Thomas James Rogers has written a history of the ensuing rhetorical possession of the Port Phillip District, a possession accompanied by the violent dispossession of the Aboriginal Inhabitants. He asks what the settlers thought they were doing and uses the original reports and settler recollections to show how they told the story of their role in the British civilisation of Port Phillip. Civilisation is a controversial concept, but the settlers believed the Aboriginal occupants were not complete societies, but hunter-gatherers who had not progressed up the scale of civilisation. This is a thought-provoking book about the myths and ideologies of the free settlers themselves, their convict-class servants and the government officials.

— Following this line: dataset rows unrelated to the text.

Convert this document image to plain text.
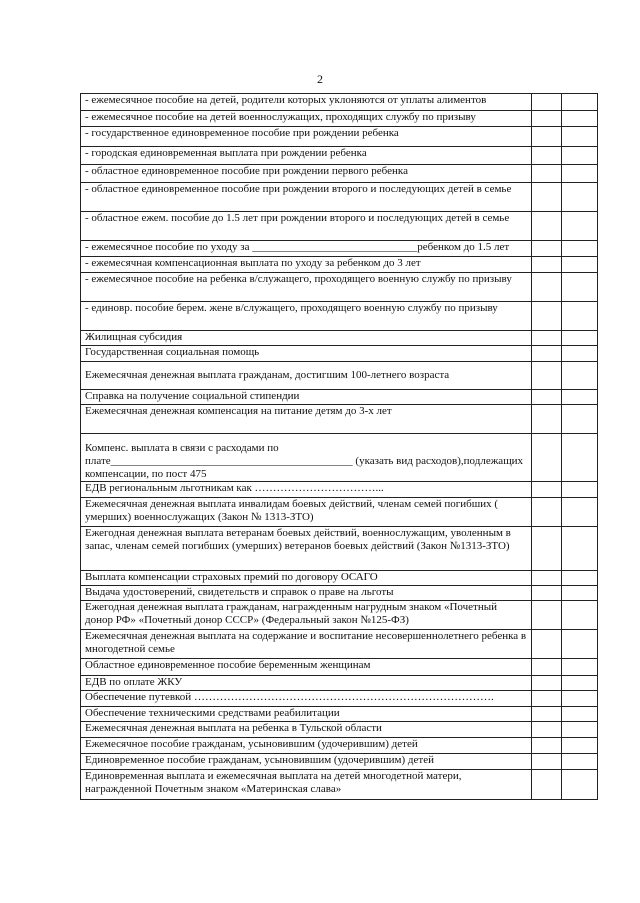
2
- ежемесячное пособие на детей, родители которых уклоняются от уплаты алиментов		
- ежемесячное пособие на детей военнослужащих, проходящих службу по призыву		
- государственное единовременное пособие при рождении ребенка		
- городская единовременная выплата при рождении ребенка		
- областное единовременное пособие при рождении первого ребенка		
- областное единовременное пособие при рождении второго и последующих детей в семье		
- областное ежем. пособие до 1.5 лет при рождении второго и последующих детей в семье		
- ежемесячное пособие по уходу за ______________________________ребенком до 1.5 лет		
- ежемесячная компенсационная выплата по уходу за ребенком до 3 лет		
- ежемесячное пособие на ребенка в/служащего, проходящего военную службу по призыву		
- единовр. пособие берем. жене в/служащего, проходящего военную службу по призыву		
Жилищная субсидия		
Государственная социальная помощь		
Ежемесячная денежная выплата гражданам, достигшим 100-летнего возраста		
Справка на получение социальной стипендии		
Ежемесячная денежная компенсация на питание детям до 3-х лет		
Компенс. выплата в связи с расходами по плате____________________________________________ (указать вид расходов),подлежащих компенсации, по пост 475		
ЕДВ региональным льготникам как ……………………………...		
Ежемесячная денежная выплата инвалидам боевых действий, членам семей погибших ( умерших) военнослужащих (Закон № 1313-ЗТО)		
Ежегодная денежная выплата ветеранам боевых действий, военнослужащим, уволенным в запас, членам семей погибших (умерших) ветеранов боевых действий (Закон №1313-ЗТО)		
Выплата компенсации страховых премий по договору ОСАГО		
Выдача удостоверений, свидетельств и справок о праве на льготы		
Ежегодная денежная выплата гражданам, награжденным нагрудным знаком «Почетный донор РФ» «Почетный донор СССР» (Федеральный закон №125-ФЗ)		
Ежемесячная денежная выплата на содержание и воспитание несовершеннолетнего ребенка в многодетной семье		
Областное единовременное пособие беременным женщинам		
ЕДВ по оплате ЖКУ		
Обеспечение путевкой ……………………………………………………………………….		
Обеспечение техническими средствами реабилитации		
Ежемесячная денежная выплата на ребенка в Тульской области		
Ежемесячное пособие гражданам, усыновившим (удочерившим) детей		
Единовременное пособие гражданам, усыновившим (удочерившим) детей		
Единовременная выплата и ежемесячная выплата на детей многодетной матери, награжденной Почетным знаком «Материнская слава»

Aboriginal history is often considered as separate to, and primarily preceding European settlement, but here the agency of the Aboriginal people is included in the story of the settlement of the Port Phillip District. The actions of their ‘cowardly’ assigned convict-class servants were often ‘written out’ by the free settlers. The tropes of the ‘cowardly servants’ and the ‘naked savages’ are illustrated by the clashes between the Faithfull brothers and their servants and Aboriginal warriors near Benalla. After firing on Aborigines stealing cattle, what was presumably a revenge attack occurred in which eight ‘cowardly’ servants and one Aborigine were killed. Some months later George Faithfull and two servants, all mounted on horses were attacked by ‘some hundreds of painted warriors’ and over the next six hours 60 rounds were fired, and according to George Faithfull, “I trust and believe that many of the bravest of the savage warriors bit the dust”. Violence against the ‘savages’ was sometimes described disingenuously to avoid prosecution for murder.
There were great differences between the free settlers, their servants, government officials and the humanitarians, whose interests in the District were frequently opposed. The settlers wanted to drive the Aboriginal occupants away from their runs, and to destroy them if necessary, while the protectors considered the Aboriginal people as British subjects requiring care and protection. There was also friction between the settlers and the government officials sent down from the Middle District to keep order.
This is a scholarly book with an impressive bibliography and extensive chapter endnotes (in excess of 100 in several chapters) and is recommended reading for anyone with an interest in the early European settlement of The Port Phillip District.
The RUSI – Vic library thanks the publisher for providing this work for review.